Sicurezza Informatica

Cina e Stati Uniti potrebbero cooperare in materia di sicurezza informatica e lavorare insieme agli altri paesi per la creazione di norme valide a livello mondiale. A dirlo è il Ministro degli Esteri della Repubblica Popolare Cinese Yang Jiechi.

Cina e Stati Uniti, segnali di disgelo o semplice gioco delle parti? Il capo della diplomazia cinese Yang Jiechi si è detto disponibile a cooperare insieme agli Stati Uniti in materia di sicurezza informatica. La notizia è stata diffusa in lingua inglese da China Daily a seguito delle dichiarazioni del direttore della U.S. National Intelligence James Clapper che durate una commissione del Congresso ha sostenuto il rafforzamento delle misure di sicurezza contro gli hacker cinesi.
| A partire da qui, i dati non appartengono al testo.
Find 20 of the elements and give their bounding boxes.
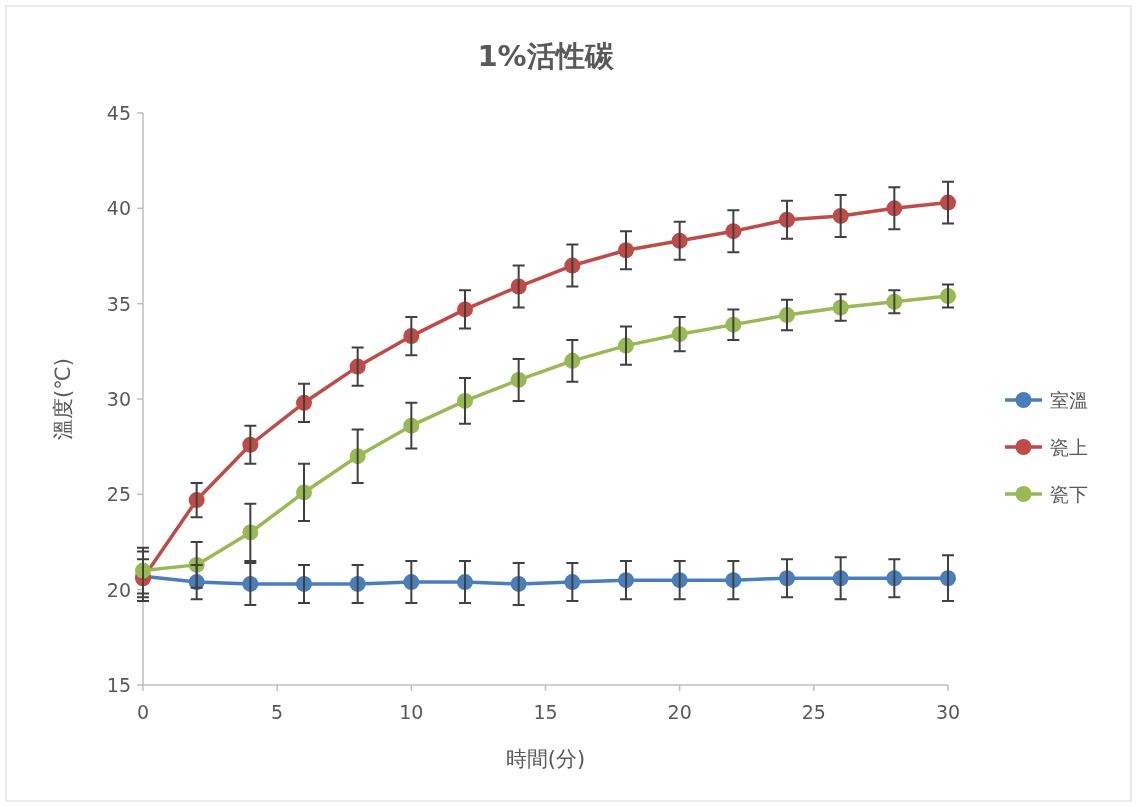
y-tick-label: 45 xyxy=(106,102,131,124)
x-tick-label: 10 xyxy=(399,701,424,723)
y-tick-label: 35 xyxy=(106,292,131,315)
x-tick-label: 25 xyxy=(801,701,826,723)
x-tick-label: 20 xyxy=(667,701,692,723)
y-tick-label: 25 xyxy=(106,483,131,506)
x-tick-label: 15 xyxy=(533,701,558,723)
y-tick-label: 20 xyxy=(106,578,131,601)
x-tick-label: 0 xyxy=(136,701,150,723)
x-tick-label: 30 xyxy=(935,701,961,723)
y-tick-label: 15 xyxy=(106,674,131,696)
x-tick-label: 5 xyxy=(271,701,284,723)
legend-label: 瓷上 xyxy=(1050,436,1088,458)
y-tick-label: 30 xyxy=(106,388,131,410)
legend-label: 瓷下 xyxy=(1050,483,1088,505)
y-axis-title: 溫度(℃) xyxy=(51,358,75,440)
legend-label: 室溫 xyxy=(1050,389,1088,411)
chart-title: 1%活性碳 xyxy=(477,39,615,73)
x-axis-title: 時間(分) xyxy=(505,747,586,771)
y-tick-label: 40 xyxy=(106,197,131,220)
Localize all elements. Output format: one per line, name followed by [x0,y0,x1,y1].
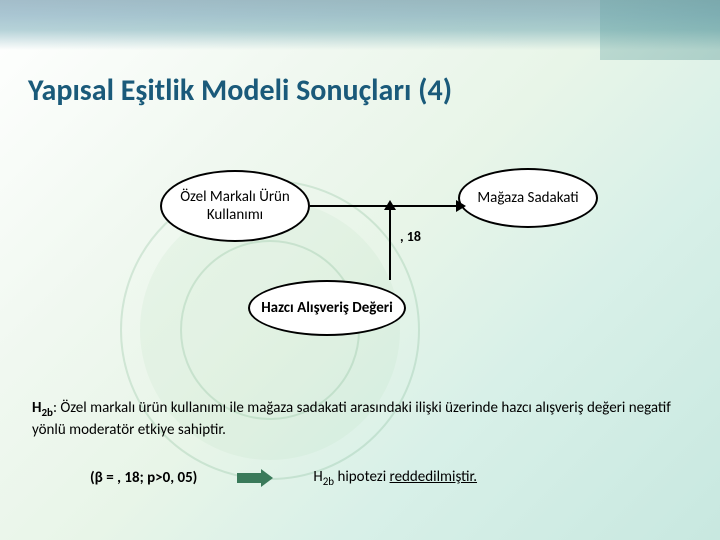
page-title: Yapısal Eşitlik Modeli Sonuçları (4) [28,72,452,109]
node-outcome: Mağaza Sadakati [458,168,598,228]
node-moderator: Hazcı Alışveriş Değeri [248,280,406,336]
edge-main-arrowhead [456,200,466,212]
top-right-decoration [600,0,720,60]
node-predictor: Özel Markalı Ürün Kullanımı [160,170,310,242]
sem-diagram: Özel Markalı Ürün Kullanımı Mağaza Sadak… [0,150,720,350]
edge-moderator-line [389,208,391,280]
edge-moderator-label: , 18 [400,228,421,245]
result-arrow-icon [237,470,273,486]
edge-moderator-arrowhead [384,200,396,210]
hypothesis-body: : Özel markalı ürün kullanımı ile mağaza… [32,399,671,439]
result-stat: (β = , 18; p>0, 05) [90,469,197,487]
hypothesis-text: H2b: Özel markalı ürün kullanımı ile mağ… [32,398,688,441]
result-row: (β = , 18; p>0, 05) H2b hipotezi reddedi… [90,468,670,488]
result-conclusion: H2b hipotezi reddedilmiştir. [313,468,477,488]
hypothesis-label: H2b [32,399,53,417]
«Cina e Stati Uniti possono in realtà fare della sicurezza informatica un punto di collaborazione tra i nostri due paesi», ha detto Yang in un’intervista incentrata sulla prossima visita di Stato del presidente cinese Xi Jinping in America. «Ci auguriamo che la Cina, gli Stati Uniti e gli altri paesi possano lavorare insieme per elaborare norme per la sicurezza informatica valide a livello internazionale, in uno spirito di rispetto reciproco, uguaglianza e comune vantaggio».

Sanzioni USA contro gli hacker

Le parole di Yanj Jiechi arrivano in un momento complesso per le relazioni tra i due paesi. Dall’altro lato del Pacifico l’amministrazione Obama è pronta a varare sanzioni mirate contro aziende e individui cinesi che hanno beneficiato del furto di segreti commerciali statunitensi da parte di hacker cinesi. Funzionari dell’amministrazione Obama avevano riconosciuto gli hacker cinesi come i maggiori sospettatati per il massiccio attacco al sistema informatico dell’Office personnel management – agenzia che conserva i dati di dipendenti ed ex dipendenti governativi- durante il quale sarebbero stati compressi i fascicoli personali di almeno 4,2 milioni di dipendenti.

D’altro canto il ministro degli esteri Yang ha osservato che la stessa Cina è continuamente vittima di attacchi informatici, e ha esortato di studiare e gestire i casi sospetti di hacking «su una base solida e fattuale».

Sullo sfondo restano i problemi di natura geopolitica per le dispute nel Mar Cinese Meridionale, uno dei principali nodi dell’incontro tra Obama e Xi Jinping. Sulla vicenda il Ministro degli Esteri cinese ha espresso la propria “speranza” che gli americani restino in disparte perché non parte delle controversie, aggiungendo però: «E ‘importante per entrambi i paesi di rimanere in stretto contatto anche se hanno differenti percezioni e punti di vista».